At the home of my grandparents, I spent many happy hours in the hammock under the maple tree, once I could access it independently. It was the kind of hammock that hung from a frame, which meant I could drag it so I could stay in the shade. Made of emerald-green cotton sailcloth and with a wooden brace at the head end to keep the fabric spread out, it had a built-in pillow and white twisted cotton fringe and was incredibly comfortable. I spent hours in it: reading, rocking, napping, and listening to the ducks living their modest lives in and along the banks of the creek that ran through the backyard. I never encountered any competition for the hammock, and it always beckoned on summer days when we visited.
I spent many hammockless years, eying enviously those I encountered—swinging from tropical porches or stretched between trees in parks or forests. In July 2019, during the month I stayed at the remote Quebec chalet of Trocadéro Man, I ordered a lightweight travel hammock, the kind that traps you in a cocoon and requires careful arranging in order to keep particular body parts— such as one’s head—exposed. It was a less than ideal experience since reading was difficult; it required my arms to be in a particular configuration to both hold a book and keep the cocoon from enveloping it in darkness. It was a struggle to see the tranquil lake a few steps away, but with eyes closed, the sonic environment was pleasant and absorptive.

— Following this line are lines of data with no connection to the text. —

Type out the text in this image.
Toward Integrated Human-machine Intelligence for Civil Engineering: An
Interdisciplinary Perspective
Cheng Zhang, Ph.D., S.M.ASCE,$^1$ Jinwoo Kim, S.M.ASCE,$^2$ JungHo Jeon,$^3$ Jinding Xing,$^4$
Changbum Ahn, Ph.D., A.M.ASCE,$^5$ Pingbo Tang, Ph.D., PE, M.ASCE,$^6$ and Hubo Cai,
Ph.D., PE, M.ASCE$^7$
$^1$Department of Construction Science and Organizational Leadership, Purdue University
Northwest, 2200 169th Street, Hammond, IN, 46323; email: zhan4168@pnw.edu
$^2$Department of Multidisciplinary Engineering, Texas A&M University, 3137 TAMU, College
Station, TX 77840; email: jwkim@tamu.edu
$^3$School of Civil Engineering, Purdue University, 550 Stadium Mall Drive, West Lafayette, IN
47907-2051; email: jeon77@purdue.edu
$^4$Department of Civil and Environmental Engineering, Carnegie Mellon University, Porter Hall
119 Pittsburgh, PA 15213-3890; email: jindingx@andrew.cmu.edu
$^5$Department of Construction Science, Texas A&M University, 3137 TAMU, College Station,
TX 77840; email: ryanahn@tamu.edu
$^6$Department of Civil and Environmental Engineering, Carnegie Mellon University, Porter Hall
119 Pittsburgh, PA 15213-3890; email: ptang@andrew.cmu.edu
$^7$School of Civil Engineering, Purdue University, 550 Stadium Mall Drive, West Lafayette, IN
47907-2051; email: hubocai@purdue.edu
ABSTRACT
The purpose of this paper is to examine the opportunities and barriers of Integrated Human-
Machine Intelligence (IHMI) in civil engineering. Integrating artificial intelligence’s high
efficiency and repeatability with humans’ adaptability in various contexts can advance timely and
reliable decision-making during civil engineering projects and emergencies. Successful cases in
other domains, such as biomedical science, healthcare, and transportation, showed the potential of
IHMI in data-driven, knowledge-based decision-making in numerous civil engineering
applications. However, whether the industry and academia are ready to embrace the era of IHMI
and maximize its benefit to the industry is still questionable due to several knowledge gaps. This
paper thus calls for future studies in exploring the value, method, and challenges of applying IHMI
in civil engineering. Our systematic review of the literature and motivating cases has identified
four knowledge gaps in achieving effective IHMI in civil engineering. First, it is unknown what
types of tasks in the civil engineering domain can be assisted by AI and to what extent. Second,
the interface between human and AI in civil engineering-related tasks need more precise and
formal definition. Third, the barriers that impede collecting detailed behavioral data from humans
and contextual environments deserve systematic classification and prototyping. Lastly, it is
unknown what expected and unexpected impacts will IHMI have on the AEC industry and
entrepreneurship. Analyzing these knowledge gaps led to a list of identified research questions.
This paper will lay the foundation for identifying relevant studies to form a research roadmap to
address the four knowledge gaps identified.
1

This past summer, during the weeks I spent at my German parental home atop a hill in a bucolic, former farming village nestled in the mountains west of Zittau, I found a hammock, still in its box, in the barn. The kind with a steel frame. I assembled it and dragged it to the end of the garden, behind the barn and under the enormous, historically protected linden, which provides a generous shade zone all day long. It was a perfect hammock, with a bar at the head end that stretched the cotton fabric, thereby inhibiting cocooning. I read, worked on my laptop, watched clouds passing and leaves dancing in the breeze, and dozed to the humming of what must have been thousands of bees above.

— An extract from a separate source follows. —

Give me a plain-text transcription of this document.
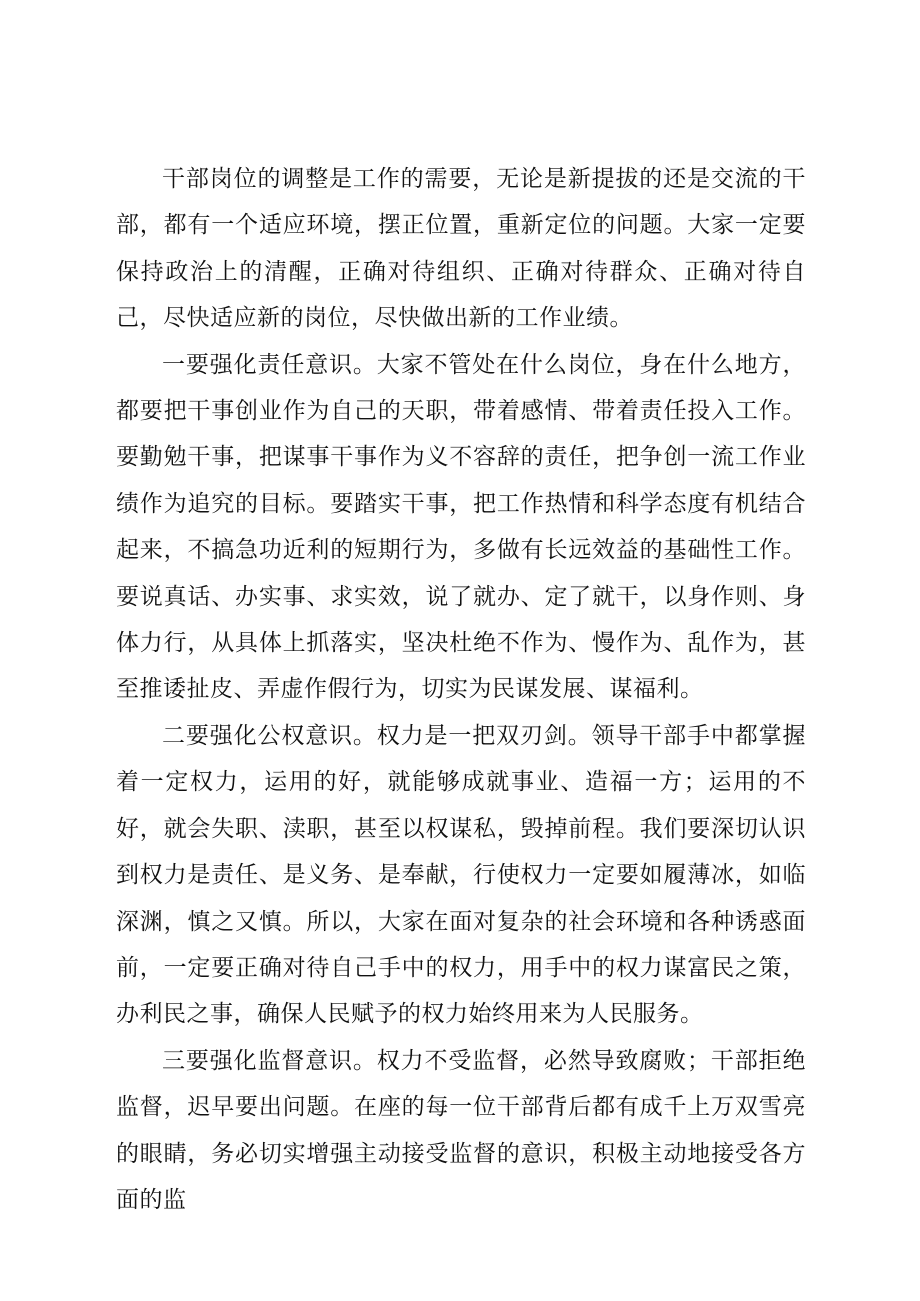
干部岗位的调整是工作的需要，无论是新提拔的还是交流的干部，都有一个适应环境，摆正位置，重新定位的问题。大家一定要保持政治上的清醒，正确对待组织、正确对待群众、正确对待自己，尽快适应新的岗位，尽快做出新的工作业绩。

一要强化责任意识。大家不管处在什么岗位，身在什么地方，都要把干事创业作为自己的天职，带着感情、带着责任投入工作。要勤勉干事，把谋事干事作为义不容辞的责任，把争创一流工作业绩作为追究的目标。要踏实干事，把工作热情和科学态度有机结合起来，不搞急功近利的短期行为，多做有长远效益的基础性工作。要说真话、办实事、求实效，说了就办、定了就干，以身作则、身体力行，从具体上抓落实，坚决杜绝不作为、慢作为、乱作为，甚至推诿扯皮、弄虚作假行为，切实为民谋发展、谋福利。

二要强化公权意识。权力是一把双刃剑。领导干部手中都掌握着一定权力，运用的好，就能够成就事业、造福一方；运用的不好，就会失职、渎职，甚至以权谋私，毁掉前程。我们要深切认识到权力是责任、是义务、是奉献，行使权力一定要如履薄冰，如临深渊，慎之又慎。所以，大家在面对复杂的社会环境和各种诱惑面前，一定要正确对待自己手中的权力，用手中的权力谋富民之策，办利民之事，确保人民赋予的权力始终用来为人民服务。

三要强化监督意识。权力不受监督，必然导致腐败；干部拒绝监督，迟早要出问题。在座的每一位干部背后都有成千上万双雪亮的眼睛，务必切实增强主动接受监督的意识，积极主动地接受各方面的监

When I returned to Purgatory, I noticed a rope hammock hanging between two trees at my neighbors’, who, coincidentally, had lived one mile from me during my high school years in a Buffalo suburb. E explained how this was their second hammock, since S hadn’t found comfortable the cotton one with collapsible bars at foot and head ends they’d ordered. I lit up with delight when, after sharing my life-long love of hammocks, S offered it to me. It took two days for the tree-fasteners and hammock clips to arrive, but fewer than five minutes to set up once they had. Finally, a hammock of my own! E&S refused payment, so I brought them a little bag of European goodies (they no longer travel for health reasons)—chocolate from Switzerland, schnapps and hard bread from Sweden, honey from Germany. Sometimes S and I are in our respective hammocks simultaneously and when our gazes meet, we wave, each content in our differing models.
Freed from the leaden tug of gravity that keeps me, thankfully, attached to the earth most of the time, I float and rock in my little nest, with maple leaves, blue skies, and the occasional bird occupying my field of vision.